What Yoga Taught Me about Leading from Within
- Amanda Mwale
- Jul 7
- 3 min read
Updated: Jul 12

Yoga came into my life when I felt lost and overwhelmed at work, and at home. I didn’t initially show up to yoga for the poses and a powerful workout. I came for how held, seen, and safe I felt. Over time, I found something even deeper: a sense of groundedness, strength, and embodied confidence I didn’t know I had. Yoga became my quiet revolution — a space where I didn’t have to be perfect, just present. It’s where my Christian values of compassion, humility, and wholeness meet the yogic principles of presence, kindness, and inner strength. Teaching it has been a profound honour. Every time I step into that space, I’m reminded: this practice isn’t about performing, it’s about being and becoming — calmly, compassionately, powerfully.
What I’ve come to realise is this: the inner transformation that yoga sparked in me is not just personal — it’s profoundly professional. Especially for high performers, leaders, and those who hold influence over others. Research demonstrates that yoga principles and embodied practices reduce stress, improve emotional intelligence and ethical decision making in leaders, managers and executives (Lenka & Behura, 2023; Adhia, Nagendra & Mahadevan, 2010; Pragadeeswaran, 2012).

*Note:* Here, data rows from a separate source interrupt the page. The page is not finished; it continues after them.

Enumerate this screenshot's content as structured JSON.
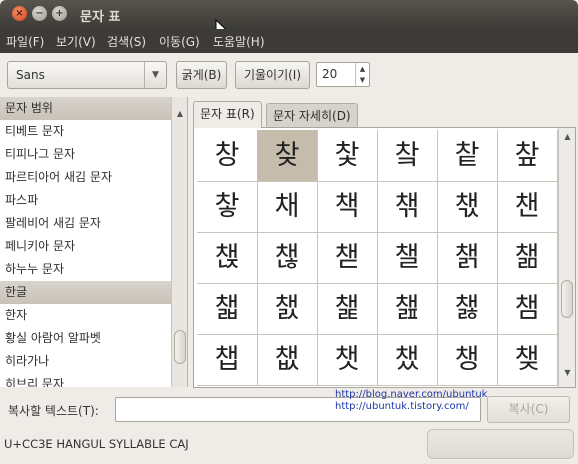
{
  "window": {
    "title": "문자 표",
    "buttons": {
      "close": "×",
      "minimize": "−",
      "maximize": "+"
    }
  },
  "menubar": [
    "파일(F)",
    "보기(V)",
    "검색(S)",
    "이동(G)",
    "도움말(H)"
  ],
  "toolbar": {
    "font": "Sans",
    "bold_label": "굵게(B)",
    "italic_label": "기울이기(I)",
    "size": "20"
  },
  "script_list": [
    {
      "label": "문자 범위",
      "header": true
    },
    {
      "label": "티베트 문자"
    },
    {
      "label": "티피나그 문자"
    },
    {
      "label": "파르티아어 새김 문자"
    },
    {
      "label": "파스파"
    },
    {
      "label": "팔레비어 새김 문자"
    },
    {
      "label": "페니키아 문자"
    },
    {
      "label": "하누누 문자"
    },
    {
      "label": "한글",
      "header": true
    },
    {
      "label": "한자"
    },
    {
      "label": "황실 아람어 알파벳"
    },
    {
      "label": "히라가나"
    },
    {
      "label": "히브리 문자"
    }
  ],
  "tabs": {
    "table": "문자 표(R)",
    "details": "문자 자세히(D)"
  },
  "grid": {
    "selected_index": 1,
    "chars": [
      "창",
      "찾",
      "찿",
      "챀",
      "챁",
      "챂",
      "챃",
      "채",
      "책",
      "챆",
      "챇",
      "챈",
      "챉",
      "챊",
      "챋",
      "챌",
      "챍",
      "챎",
      "챏",
      "챐",
      "챑",
      "챒",
      "챓",
      "챔",
      "챕",
      "챖",
      "챗",
      "챘",
      "챙",
      "챚"
    ]
  },
  "copy": {
    "label": "복사할 텍스트(T):",
    "value": "",
    "button": "복사(C)"
  },
  "overlay_urls": [
    "http://blog.naver.com/ubuntuk",
    "http://ubuntuk.tistory.com/"
  ],
  "status": "U+CC3E HANGUL SYLLABLE CAJ",
  "icons": {
    "arrow_down": "▼",
    "arrow_up": "▲",
    "cursor": "➤"
  }
}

In workplaces dominated by urgency, visibility, and perfectionism, we risk becoming disembodied — cut off from the inner steadiness, clarity, and relational depth that leadership truly demands. But the core principles of yoga offer something radically different: a way back to ourselves, and forward into more conscious, compassionate leadership.

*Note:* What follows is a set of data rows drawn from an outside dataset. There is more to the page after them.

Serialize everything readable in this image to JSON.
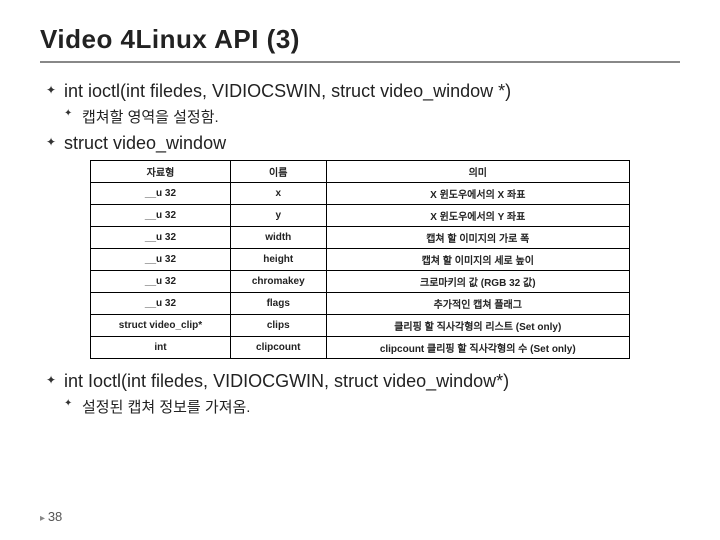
{
  "title": "Video 4Linux API (3)",
  "bullets": {
    "b1": "int ioctl(int filedes, VIDIOCSWIN, struct video_window *)",
    "b1_sub": "캡쳐할 영역을 설정함.",
    "b2": "struct video_window",
    "b3": "int Ioctl(int filedes, VIDIOCGWIN, struct video_window*)",
    "b3_sub": "설정된 캡쳐 정보를 가져옴."
  },
  "table": {
    "headers": [
      "자료형",
      "이름",
      "의미"
    ],
    "rows": [
      [
        "__u 32",
        "x",
        "X 윈도우에서의 X 좌표"
      ],
      [
        "__u 32",
        "y",
        "X 윈도우에서의 Y 좌표"
      ],
      [
        "__u 32",
        "width",
        "캡쳐 할 이미지의 가로 폭"
      ],
      [
        "__u 32",
        "height",
        "캡쳐 할 이미지의 세로 높이"
      ],
      [
        "__u 32",
        "chromakey",
        "크로마키의 값 (RGB 32 값)"
      ],
      [
        "__u 32",
        "flags",
        "추가적인 캡쳐 플래그"
      ],
      [
        "struct video_clip*",
        "clips",
        "클리핑 할 직사각형의 리스트 (Set only)"
      ],
      [
        "int",
        "clipcount",
        "clipcount 클리핑 할 직사각형의 수 (Set only)"
      ]
    ]
  },
  "page": "38"
}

Embodied Leadership: Presence Over Performance
Yoga teaches presence. Not just in your breath, but in how you listen, make decisions, and show up for others. High performers are often praised for their output, but real influence begins in presence and wise self-leadership first. When a leader is grounded, emotionally regulated, and attuned to their body and values, it changes the entire tone of a team. This presence isn’t performative, it is relational. It invites trust.
The Yamas and Niyamas: An Ethical Framework for Leadership
The yogic principles (like Ahimsa — non-violence, Satya — truthfulness, and Svadhyaya — self-study) provide a moral compass that aligns beautifully with values-driven leadership. They offer a reminder that power can be exercised with humility, and that clarity comes not just from data, but from discernment.
What would change if more leaders led from Ahimsa—a commitment to do no harm, to others or themselves? If Svadhyaya (the willingness to reflect) were part of every strategic decision? These principles are not abstract; they are deeply actionable.
From Burnout to Sustainability
Many of the people I work with are brilliant, visionary, and exhausted. They are holding up teams, families, institutions — but at great personal cost. Yoga offers a counter-narrative to the burnout story. Through embodied practices, nervous system regulation, and compassionate discipline, this teaches that you don’t have to break yourself to lead well. You can slow down, trust and still be effective. You can breathe, and still be brilliant.
A Culture Shaped by Stillness and Strength
Imagine workplaces where stillness isn’t seen as laziness, but as wisdom. Where embodiment is encouraged and not suppressed. Where emotional presence is a leadership asset, not a liability. This is the culture I believe we can create —through mindful breath, through presence in our bodies, deep connection with our people and purpose, as well as intentional, ethical and brave decision making.
References Adhia, H., Nagendra, H. R., & Mahadevan, B. (2010). Impact of adoption of yoga way of life on the emotional intelligence of managers. IIMB Management Review, 22(1-2), 32-41.
Lenka, P., & Behura, A. K. (2023). Yoga Philosophy and Martial Arts for Leaders to Resolve Workplace Stress. Idō Movement for Culture, 23(4).
Pragadeeswaran, S. (2012). Yoga practice enhances ethics in organizational decision by developing spiritual intelligence. OIDA International Journal of Sustainable Development, 5(05), 61-72.